NOT IN (<subselect>) can be very slow (the subselect is executed one for every potential row in Table_C), and your subselect both contains a GROUP BY that makes it even slower and an redundant DISTINCT. You also want to avoid MAX in a subquery, so I'm not at all surprised your query is slow even though each table only contains a few records.

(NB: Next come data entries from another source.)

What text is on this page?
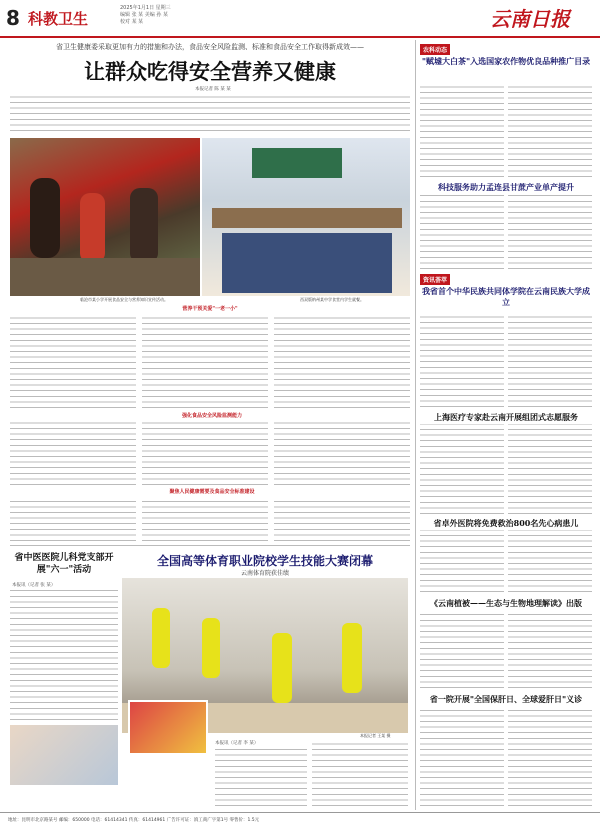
8 科教卫生
2025年1月1日 星期三
编辑 张 某 美编 孙 某
校对 某 某	云南日报
省卫生健康委采取更加有力的措施和办法，食品安全风险监测、标准和食品安全工作取得新成效——
让群众吃得安全营养又健康
本报记者 陈 某 某
临沧市某小学开展食品安全与营养知识宣传活动。	西双版纳州某中学食堂内学生就餐。
营养干预关爱"一老一小"
强化食品安全风险监测能力
聚焦人民健康需要及食品安全标准建设
省中医医院儿科党支部开展"六一"活动
本报讯（记者 张 某）
全国高等体育职业院校学生技能大赛闭幕
云南体育院获佳绩
本报记者 王某 摄
本报讯（记者 李 某）
农科动态
"赋墟大白茶"入选国家农作物优良品种推广目录
科技服务助力孟连县甘蔗产业单产提升
资讯荟萃
我省首个中华民族共同体学院在云南民族大学成立
上海医疗专家赴云南开展组团式志愿服务
省卓外医院将免费救治800名先心病患儿
《云南植被——生态与生物地理解读》出版
省一院开展"全国保肝日、全球爱肝日"义诊
地址：昆明市北京路某号 邮编：650000 电话：61414341 传真：61414961 广告许可证：滇工商广字第1号 零售价：1.5元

Indexes on Table_A.var_Empvode, Table_B.var_Empcode and Table_B.var_PGCode are very useful for the query I wrote above if they have decent selectivity, whereas a DESC index on Table_B.dt_AppliedDate is not required unless the combination var_EmpCode and var_PGCode has poor selectivity.

HTH,
Set

-----Original Message-----
From: firebird-support@yahoogroups.com [mailto:firebird-support@yahoogroups.com] On Behalf Of Helen Borrie
Sent: 10. september 2009 07:44
To: firebird-support@yahoogroups.com
Subject: Re: [firebird-support] Speed optimization required for DELETE query

At 01:07 AM 10/09/2009, vishualsoft wrote:

>Delete from Table_C C
> where
> Extract(Year from C.dt_Date) <= '2007'
> And
> Extract(Month from C.dt_Date) <= '03'
> And
> C.var_EmpCode
> Not In(
> Select Distinct(A.var_EmpCode)
> from Table_A A Join Table_B B
> On
> A.var_EmpCode = B.var_EmpCode
> And
> A.var_PGCode = B.var_PGCode
> And
> (A.var_Status = 'I'
> or
> A.var_Resigned_But_Not_Settled = 'Y')
>
> Group By A.var_EmpCode
> Having Max(B.dt_AppliedDate) < '03/31/2007'
> );
>
> Even if we modifiy sub query as shown below,
> it takes same amount of time.
>

Simplify the thing!

Delete from Table_C C
where
C.dt_date <= '03/01/2007'
And
not exists (
select 1 from Table_A A
join Table_B B
On
A.var_EmpCode = B.var_EmpCode
And
A.var_PGCode = B.var_PGCode
where
A.var_Empcode = C.var_EmpCode and
And
(A.var_Status = 'I'
or
A.var_Resigned_But_Not_Settled = 'Y') )
and Max(B.dt_AppliedDate) < '03/31/2007' /* are you sure about this? */
);

A DESC index on B.dt_AppliedDate might be used there, too.

./heLen